Pour combattre la subversion islamo-gauchiste et décoloniale, par Bernard Lugan

A travers la mainmise de Jean-Luc Mélenchon sur une gauche à la dérive, nous assistons au triomphe d’une idéologie de conquête révolutionnaire née de la confluence puis de l’engerbage de trois courants ou forces politico-religieuses qu’il importe de bien identifier si nous voulons la combattre efficacement.

1) Le courant décolonial

Pour les décoloniaux, le Français de souche est par essence esclavagiste, colonialiste et raciste. Comme sa « domination » repose sur une histoire et un mode de pensée fabriqués, les « dominés » doivent donc en déconstruire les fondements culturels et historiques en imposant de nouvelles normes raciales, philosophiques, culturelles, esthétiques, linguistiques, sociales, politiques, historiques, alimentaires, vestimentaires, artistiques, sexuelles et religieuses.
En raison de la démographie, donc grâce à l’ethno-mathématique électorale, ce courant va automatiquement occuper une place de plus en plus déterminante dans la vie politique française ainsi que l’a fort bien exprimé Houria Bouteldja :

« Notre simple existence, doublée d’un poids démographique relatif (1 pour 6) africanise, arabise, berbérise, créolise, islamise, noirise, la fille aînée de l’Eglise, jadis blanche et immaculée, aussi sûrement que le sac et le ressac des flots polissent et repolissent les blocs de granit aux prétentions d’éternité (…) » (Houria Bouteldja).

Pour le moment, la réussite de cette entreprise de subversion est totale puisque les indigènes français acceptent de débaptiser leurs rues, de dépouiller leurs musées, de renier leur histoire et d’abattre leurs statues.

2) Le courant islamo-gauchiste

Il s’agit là d’un authentique courant révolutionnaire né des échecs du marxisme et du communisme. Ayant perdu le prolétariat blanc passé au Rassemblement national, ses membres pensent avoir trouvé dans l’immigration le prolétariat de substitution qui leur permettra d’arriver au « grand soir ».
Dans cet espoir, ils courtisent sans vergogne la fraction la plus organisée de l’immigration, celle des musulmans islamistes.
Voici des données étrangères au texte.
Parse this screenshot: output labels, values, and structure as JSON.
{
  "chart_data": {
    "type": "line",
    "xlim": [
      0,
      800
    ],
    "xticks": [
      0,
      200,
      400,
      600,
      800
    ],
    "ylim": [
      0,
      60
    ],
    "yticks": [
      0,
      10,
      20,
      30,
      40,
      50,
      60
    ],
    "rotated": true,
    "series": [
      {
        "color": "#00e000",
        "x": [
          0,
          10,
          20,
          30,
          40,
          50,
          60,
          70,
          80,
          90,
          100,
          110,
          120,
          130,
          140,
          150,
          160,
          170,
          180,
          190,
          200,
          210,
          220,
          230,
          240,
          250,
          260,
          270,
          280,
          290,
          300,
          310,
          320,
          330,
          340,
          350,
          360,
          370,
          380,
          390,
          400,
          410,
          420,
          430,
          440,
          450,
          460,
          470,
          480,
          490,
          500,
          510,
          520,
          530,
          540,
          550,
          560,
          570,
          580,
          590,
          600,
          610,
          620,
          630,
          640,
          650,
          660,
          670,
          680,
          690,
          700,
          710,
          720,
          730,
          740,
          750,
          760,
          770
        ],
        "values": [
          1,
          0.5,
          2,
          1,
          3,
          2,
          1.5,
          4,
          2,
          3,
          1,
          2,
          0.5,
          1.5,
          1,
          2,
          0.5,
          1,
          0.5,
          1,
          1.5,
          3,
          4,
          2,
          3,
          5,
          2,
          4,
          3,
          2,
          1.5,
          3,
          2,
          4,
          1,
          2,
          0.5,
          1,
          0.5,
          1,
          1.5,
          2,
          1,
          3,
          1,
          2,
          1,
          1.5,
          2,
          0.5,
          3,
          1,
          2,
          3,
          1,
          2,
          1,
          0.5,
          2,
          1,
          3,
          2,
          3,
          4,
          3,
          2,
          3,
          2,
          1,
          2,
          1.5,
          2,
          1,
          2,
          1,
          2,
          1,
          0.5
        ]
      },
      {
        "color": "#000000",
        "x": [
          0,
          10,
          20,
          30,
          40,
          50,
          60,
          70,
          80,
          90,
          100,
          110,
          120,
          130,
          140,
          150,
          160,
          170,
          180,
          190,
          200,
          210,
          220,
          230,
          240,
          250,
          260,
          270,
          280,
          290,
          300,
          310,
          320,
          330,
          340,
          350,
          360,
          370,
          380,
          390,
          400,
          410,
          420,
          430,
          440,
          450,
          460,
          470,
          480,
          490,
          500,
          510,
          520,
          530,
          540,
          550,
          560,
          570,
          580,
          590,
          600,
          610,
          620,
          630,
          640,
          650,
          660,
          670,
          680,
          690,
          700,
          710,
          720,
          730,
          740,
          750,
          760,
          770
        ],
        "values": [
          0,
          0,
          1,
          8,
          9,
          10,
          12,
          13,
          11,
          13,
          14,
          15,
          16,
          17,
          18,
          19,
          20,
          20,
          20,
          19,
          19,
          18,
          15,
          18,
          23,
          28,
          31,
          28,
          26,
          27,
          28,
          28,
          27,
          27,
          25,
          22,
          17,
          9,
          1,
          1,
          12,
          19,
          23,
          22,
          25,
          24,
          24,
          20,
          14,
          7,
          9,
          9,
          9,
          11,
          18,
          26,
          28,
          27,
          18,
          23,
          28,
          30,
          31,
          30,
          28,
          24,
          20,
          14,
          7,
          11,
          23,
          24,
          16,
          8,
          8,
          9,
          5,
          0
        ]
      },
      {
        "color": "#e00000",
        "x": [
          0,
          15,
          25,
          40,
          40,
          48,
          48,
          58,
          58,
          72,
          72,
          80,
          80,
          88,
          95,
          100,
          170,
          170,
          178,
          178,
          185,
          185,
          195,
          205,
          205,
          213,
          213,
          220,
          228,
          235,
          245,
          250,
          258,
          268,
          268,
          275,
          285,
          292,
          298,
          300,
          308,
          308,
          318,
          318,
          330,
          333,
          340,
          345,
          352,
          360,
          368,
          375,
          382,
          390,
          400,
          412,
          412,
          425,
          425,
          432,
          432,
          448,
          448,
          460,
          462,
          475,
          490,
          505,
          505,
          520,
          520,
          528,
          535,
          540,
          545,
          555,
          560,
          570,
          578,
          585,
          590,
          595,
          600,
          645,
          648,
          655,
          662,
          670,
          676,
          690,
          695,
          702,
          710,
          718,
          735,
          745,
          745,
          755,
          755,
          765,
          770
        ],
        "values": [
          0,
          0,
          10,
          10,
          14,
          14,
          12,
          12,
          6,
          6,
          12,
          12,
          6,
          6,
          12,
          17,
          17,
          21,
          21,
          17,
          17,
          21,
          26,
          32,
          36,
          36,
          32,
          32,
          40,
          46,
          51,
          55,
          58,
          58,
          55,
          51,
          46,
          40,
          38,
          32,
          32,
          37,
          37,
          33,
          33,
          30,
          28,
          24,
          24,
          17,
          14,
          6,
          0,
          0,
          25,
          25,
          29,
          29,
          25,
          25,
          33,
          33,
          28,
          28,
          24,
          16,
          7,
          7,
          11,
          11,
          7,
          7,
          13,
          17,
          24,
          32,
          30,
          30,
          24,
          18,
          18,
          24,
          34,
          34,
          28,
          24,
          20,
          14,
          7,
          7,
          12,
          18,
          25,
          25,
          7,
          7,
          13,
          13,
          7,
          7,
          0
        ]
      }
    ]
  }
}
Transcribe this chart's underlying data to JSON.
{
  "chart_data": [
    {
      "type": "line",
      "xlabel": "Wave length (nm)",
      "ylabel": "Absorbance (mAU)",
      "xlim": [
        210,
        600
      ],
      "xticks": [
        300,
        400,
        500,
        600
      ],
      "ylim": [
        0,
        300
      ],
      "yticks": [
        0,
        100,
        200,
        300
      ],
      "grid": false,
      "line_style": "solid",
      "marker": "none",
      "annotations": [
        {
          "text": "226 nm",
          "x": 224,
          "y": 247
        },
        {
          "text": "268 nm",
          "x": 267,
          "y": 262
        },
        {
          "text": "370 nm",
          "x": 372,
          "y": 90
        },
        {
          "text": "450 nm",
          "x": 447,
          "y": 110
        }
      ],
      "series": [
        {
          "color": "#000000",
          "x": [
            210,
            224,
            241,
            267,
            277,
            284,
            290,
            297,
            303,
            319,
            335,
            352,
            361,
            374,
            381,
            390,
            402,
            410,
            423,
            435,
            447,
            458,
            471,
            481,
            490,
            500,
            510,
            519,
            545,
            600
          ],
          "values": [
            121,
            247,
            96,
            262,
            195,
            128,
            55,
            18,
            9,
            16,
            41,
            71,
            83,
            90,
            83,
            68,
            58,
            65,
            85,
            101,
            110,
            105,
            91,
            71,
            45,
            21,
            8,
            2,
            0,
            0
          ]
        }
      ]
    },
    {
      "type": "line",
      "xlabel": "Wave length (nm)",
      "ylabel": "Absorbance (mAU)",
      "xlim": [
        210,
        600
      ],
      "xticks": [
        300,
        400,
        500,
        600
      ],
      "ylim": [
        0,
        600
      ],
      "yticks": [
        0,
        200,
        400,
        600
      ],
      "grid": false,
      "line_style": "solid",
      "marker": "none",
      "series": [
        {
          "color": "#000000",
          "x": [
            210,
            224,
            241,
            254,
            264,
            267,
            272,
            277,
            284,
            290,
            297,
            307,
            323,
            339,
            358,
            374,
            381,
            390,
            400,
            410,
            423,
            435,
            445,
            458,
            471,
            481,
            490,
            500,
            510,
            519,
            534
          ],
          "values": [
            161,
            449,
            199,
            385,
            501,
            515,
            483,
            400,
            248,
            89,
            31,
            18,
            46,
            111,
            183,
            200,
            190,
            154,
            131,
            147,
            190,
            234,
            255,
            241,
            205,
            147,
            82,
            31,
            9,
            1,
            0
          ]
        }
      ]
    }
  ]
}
Par pur opportunisme, ces derniers acceptent cette offre de collaboration qui leur permet de faire avancer leur propre calendrier révolutionnaire… en attendant de pouvoir mettre leurs naïfs alliés « sous l’étrier »….

3) Le courant attrape-tout des « victimes de l’exploitation »

Ici se retrouvent toutes les postulées « victimes » de l’exploitation de l’homme blanc engagées dans une surenchère victimaire : tenants du « Genre », LGBT, fractions féministes pour lesquelles les femmes et les homosexuels sont les éternelles victimes du patriarcat blanc hétérosexuel, comme le sont les Noirs, les Arabes et les immigrés. Ce conglomérat gémissant et vindicatif est numériquement extrêmement minoritaire, mais il détient et contrôle les relais médiatiques, culturels et politiques qui permettent d’assurer visibilité et « respectabilité » à l’idéologie de conquête.

Face à cette force révolutionnaire en expansion, acculés dans l’impasse idéologique des « droits de l’homme », du « vivre ensemble », du « pas d’amalgame », du « cordon sanitaire contre l’extrême-droite » et du sépulcre phraséologique de la « laïcité », les dirigeants de la « droite » française sont désarmés et pour certains, déjà prêts à tous les abandons.
Reste donc la cohorte des résistants de la pensée…Et c’est pour éviter à ses membres de devoir un jour être contraints de choisir entre devenir des dhimis sur la terre de leurs ancêtres ou des « émigrés de l’intérieur », que j’ai écrit « Pour répondre aux « décoloniaux, aux islamo-gauchistes et aux terroristes de la repentance ».